DENETLENMESİ ZORUNLU
Raporda, Çevre ve Şehircilik Bakanı Murat Kurum’un Rıza Bey ve Doğanlar Apartmanlarına ilişkin herhangi bir riskli bina başvurusu yapılmadığı için, binaya ilişkin riskli bina şerhi olmadığından söz ettiği anımsatıldı. Bu binalara ilişkin çalışmanın 3194 sayılı İmar kanununa göre değil, 6306 Sayılı Afet Riski Altındaki Alanların Dönüştürülmesi Hakkındaki Kanuna göre denetlenmesi gerektiği kaydedildi.
Raporda, Cumhurbaşkanı’nın zemin yapısı veya üzerindeki yapılaşma sebebiyle can ve mal kaybına yol açma riski taşıyan alanı riskli alan olarak ilan etme yetkisi bulunduğu kaydedildi. Mevzuatın, Çevre ve Şehircilik Bakanlığı’na bu alanda, başvuru beklemeden re’sen çalışmalar yürütme yetkisi verdiği belirtildi.
Raporda, Rıza Bey, Doğanlar ve Karagül Apartmanları hakkında Bayraklı Belediyesi Deprem Etüt Merkezi tarafından hazırlanan raporlarda, bu binaların çürük oldukları, güçlendirilmeleri gerektiği yönünde görüş bildirildiği, zemin yapısındaki sorunlara işaret edildiği kaydedildi. Raporda, şöyle denildi:
“Bu binaların riski yapı statüsüne kavuşabilmeleri için illa ki yurttaşlar tarafından bir başvuru yapılmasını beklemek ihmalleri ortaya koymaktadır. Uygulamada, yapı denetimin özelleştirilmiş olması da denetimsizliğin boyutunu arttırmaktadır. Son yıllarda sık sık deprem yaşayan İzmir’de, Çevre ve Şehircilik Bakanlığınca re’sen araştırma yapılmamış olması, önleyici tedbirlere başvurulmaması ihmaldir. Çevre ve Şehircilik Bakanlığı, TOKİ ve Belediyeler, riskli alan, riskli yapı gibi kavramları, kentsel dönüşüm projelerine bir yasal kılıf gibi kullanmakta, bu konuda yeterli teknik raporlar hazırlamadan işlemler tesis edebilmektedir. Böylelikle, afet riski altında olmayan kırsal ve kentsel alanlar da kentsel dönüşüm uygulama alanları haline dönüştürülmektedir.”

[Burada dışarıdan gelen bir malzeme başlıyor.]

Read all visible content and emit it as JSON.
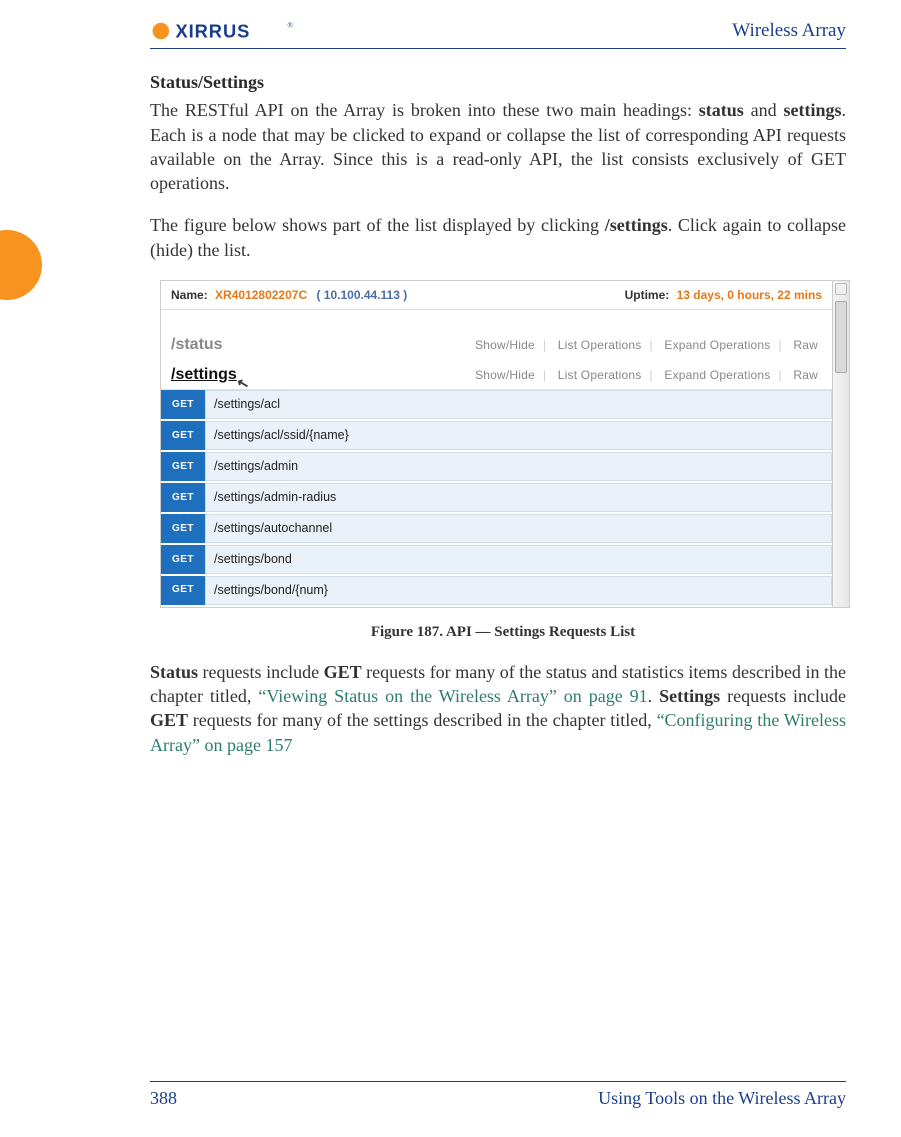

İMAR BARIŞI'NDAN EN FAZA FAYDALANAN İKİNCİ ŞEHİR
Raporda, İzmir’de 672 bin 211 bağımsız birimin imar barışından faydalandığı, imar barışından en fazla faydalanan 5 kentin sırasıyla İstanbul, İzmir, Ankara, Antalya, Muğla olduğu ifade edildi. “İmar barışından İstanbul’da 1 milyon 87 bin 963 bağımsız birim, İzmir’de 672 bin 211 bağımsız birim, Ankara’da 361 bin 85 bağımsız birim, Antalya’da 349 bin 375 bağımsız birim, Muğla’da 303 bin 249 bağımsız birim faydalanmıştır” denildi.
Raporda, imar barışı kapsamında yapı kayıt belgesi verilen yapılarda, afete karşı dayanıklı olmadığı konusunda bir inceleme yapılmadığı, imar barışından faydalanan yapı sahibinin beyanları esas alınarak kayıt altına alma işlemi yapıldığı vurgulandı.
Raporda, İzmir depremi sonrasında kurtarma ekipleriyle ilgili sorunların da ortaya çıktığı, ekiplerin temel ihtiyaçlarının karşılanması konusunda sorunlar yaşandığı vurgulandı.
Raporun sonuç bölümünde çözüm önerileri şöyle sıralandı:
1.) Fay Kanunu Teklifi bir an önce kanunlaştırılmalıdır.
2.) Bağımsız bir deprem kurulu oluşturulmalıdır.
3.) Toplanan deprem vergileri depremin zararlarını azaltacak tedbirler ve deprem sonrasındaki normale dönüş ile rehabilitasyon çalışmaları için harcanmalıdır.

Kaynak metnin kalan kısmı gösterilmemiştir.